You watch a handful of free feeds — GitHub Advisories, The Hacker News, BleepingComputer — and the SECOND something relevant drops, you ping your list with “this affects you, here’s the 2-minute fix.” Not a newsletter about everything. A heads-up about their stuff only.

:brain: Example: A 22-year-old in Pune runs a free WhatsApp broadcast for 40 local startup founders, builds total trust, then charges $20/month for “tell me only what affects my exact tools.” Word-of-mouth does the rest.

:chart_increasing: Timeline: Free trust-building for the first month, paid by month two. Plateaus around 50-100 subscribers solo — that’s the ceiling before you’d need help.

🕳️ The Dependency Detective (grey-hat flavored)

Spicier one. These attacks work because thousands of projects blindly trust packages with weak owners — abandoned accounts, no two-factor login, one maintainer who hasn’t logged in since 2023. That weakness is findable in public data, totally legally.

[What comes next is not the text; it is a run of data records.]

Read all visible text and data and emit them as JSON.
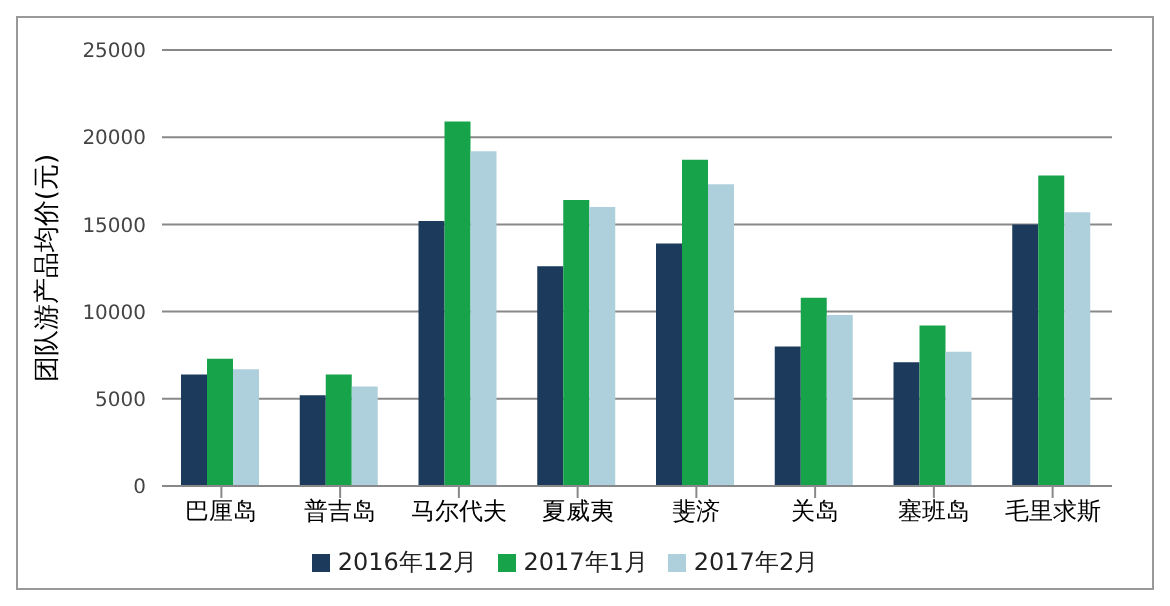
{
  "chart_data": {
    "type": "bar",
    "ylabel": "团队游产品均价(元)",
    "categories": [
      "巴厘岛",
      "普吉岛",
      "马尔代夫",
      "夏威夷",
      "斐济",
      "关岛",
      "塞班岛",
      "毛里求斯"
    ],
    "series": [
      {
        "name": "2016年12月",
        "color": "#1b3a5c",
        "values": [
          6400,
          5200,
          15200,
          12600,
          13900,
          8000,
          7100,
          15000
        ]
      },
      {
        "name": "2017年1月",
        "color": "#16a34a",
        "values": [
          7300,
          6400,
          20900,
          16400,
          18700,
          10800,
          9200,
          17800
        ]
      },
      {
        "name": "2017年2月",
        "color": "#aecfdc",
        "values": [
          6700,
          5700,
          19200,
          16000,
          17300,
          9800,
          7700,
          15700
        ]
      }
    ],
    "ylim": [
      0,
      25000
    ],
    "yticks": [
      0,
      5000,
      10000,
      15000,
      20000,
      25000
    ],
    "grid": "y",
    "legend": "bottom"
  }
}
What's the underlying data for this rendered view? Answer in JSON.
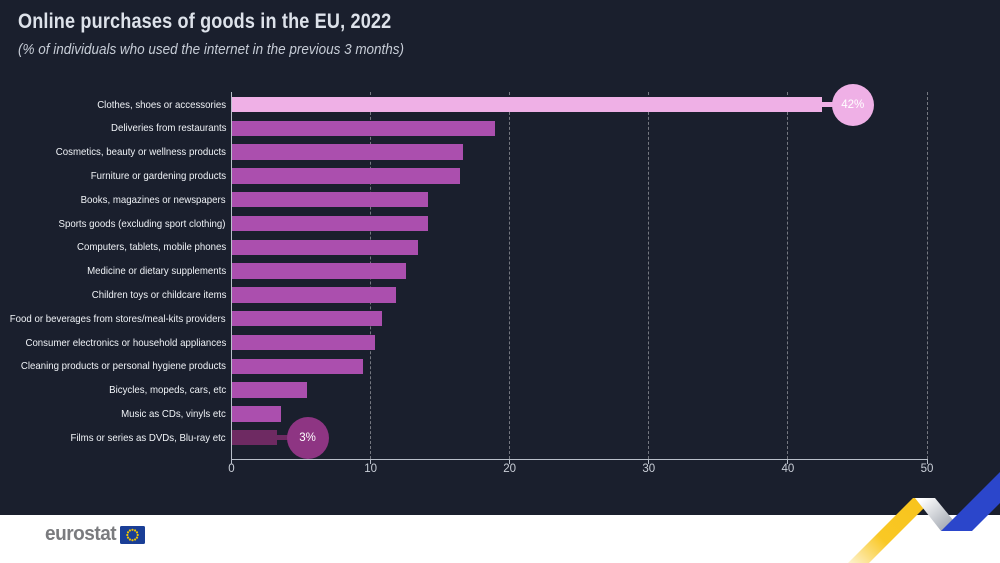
{
  "chart_data": {
    "type": "bar",
    "orientation": "horizontal",
    "title": "Online purchases of goods in the EU, 2022",
    "subtitle": "(% of individuals who used the internet in the previous 3 months)",
    "unit": "%",
    "categories": [
      "Clothes, shoes or accessories",
      "Deliveries from restaurants",
      "Cosmetics, beauty or wellness products",
      "Furniture or gardening products",
      "Books, magazines or newspapers",
      "Sports goods (excluding sport clothing)",
      "Computers, tablets, mobile phones",
      "Medicine or dietary supplements",
      "Children toys or childcare items",
      "Food or beverages from stores/meal-kits providers",
      "Consumer electronics or household appliances",
      "Cleaning products or personal hygiene products",
      "Bicycles, mopeds, cars, etc",
      "Music as CDs, vinyls etc",
      "Films or series as DVDs, Blu-ray etc"
    ],
    "values": [
      42.4,
      18.9,
      16.6,
      16.4,
      14.1,
      14.1,
      13.4,
      12.5,
      11.8,
      10.8,
      10.3,
      9.4,
      5.4,
      3.5,
      3.2
    ],
    "xlim": [
      0,
      50
    ],
    "xticks": [
      0,
      10,
      20,
      30,
      40,
      50
    ],
    "xlabel": "",
    "grid": "dashed-vertical",
    "legend": "none",
    "max_index": 0,
    "min_index": 14,
    "annotations": [
      {
        "index": 0,
        "label": "42%",
        "circle_color": "#efb0e6",
        "connector_color": "#efb0e6"
      },
      {
        "index": 14,
        "label": "3%",
        "circle_color": "#8e3583",
        "connector_color": "#6e2a62"
      }
    ],
    "colors": {
      "background": "#1a1f2d",
      "bar_default": "#ab4fae",
      "bar_max": "#efb0e6",
      "bar_min": "#6e2a62",
      "axis": "#b9bfca",
      "gridline": "rgba(255,255,255,0.4)",
      "tick_label": "#c9ced7",
      "category_label": "#f0f3f7"
    }
  },
  "footer": {
    "logo_text": "eurostat",
    "logo_color": "#7a7b7e",
    "flag_blue": "#1a3e96",
    "star_yellow": "#f2c500",
    "strip_color": "#ffffff"
  },
  "decor": {
    "ribbon_yellow": "#f8c41d",
    "ribbon_gray": "#9ba1ab",
    "ribbon_blue": "#2b46cb"
  }
}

You comb public package registries for popular bricks sitting on fragile foundations, write up “here’s a soft target before someone poisons it” reports, and sell them to companies that depend on those bricks — OR responsibly report to the maintainers for bug bounty payouts. Same skill, two paydays. Start with the public npm and OpenSSF Scorecard data.

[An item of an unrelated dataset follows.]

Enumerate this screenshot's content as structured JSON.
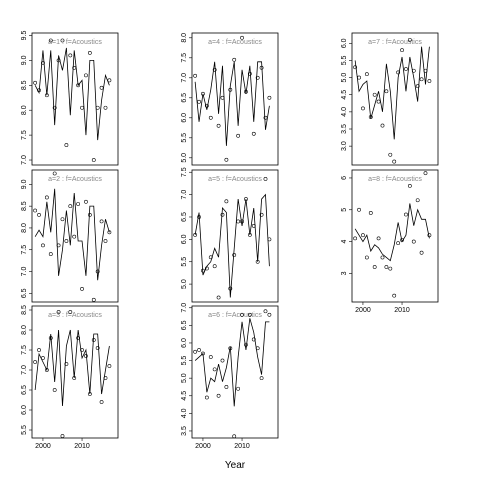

:brain: Example: A self-taught researcher in Cairo runs OpenSSF Scorecard across a company’s dependency list, finds 3 packages with zero two-factor protection, and reports it for a $400 bounty. Repeatable across any target with a public package list.

:chart_increasing: Timeline: First finding in days if you’re sharp. The easy targets get cleaned up over ~2 months, so the low-hanging fruit has a real shelf life — move while it’s ripe.

🛠️ Follow-Up Actions
If you want to… Do this
Scan your own stuff for bad packages Run Trivy or Dependency-Check — free
Lock your AI tool keys in a vault Try Infisical or Doppler
Get warned when a tool you use is hit Follow GitHub Advisories + BleepingComputer
Earn from finding weak packages Sign up at HackerOne bounties
Sell a panic-fix kit Spin up a Gumroad page in 10 minutes

:high_voltage: Quick Hits

You Want You Do
:magnifying_glass_tilted_left: Check if you pulled a bad version Scan with Trivy today
:key: Stop your AI key from being naked loot Move it into Infisical + set it to expire
:satellite_antenna: Never get blindsided again Bookmark GitHub Advisories
:money_bag: Turn this panic into pocket money Sell a key-rotation kit on Gumroad
:brain: Understand the full attack Read the TeamPCP breakdown

The malware didn’t want your password. It wanted the password your robot uses — and your robot left it lying on the floor.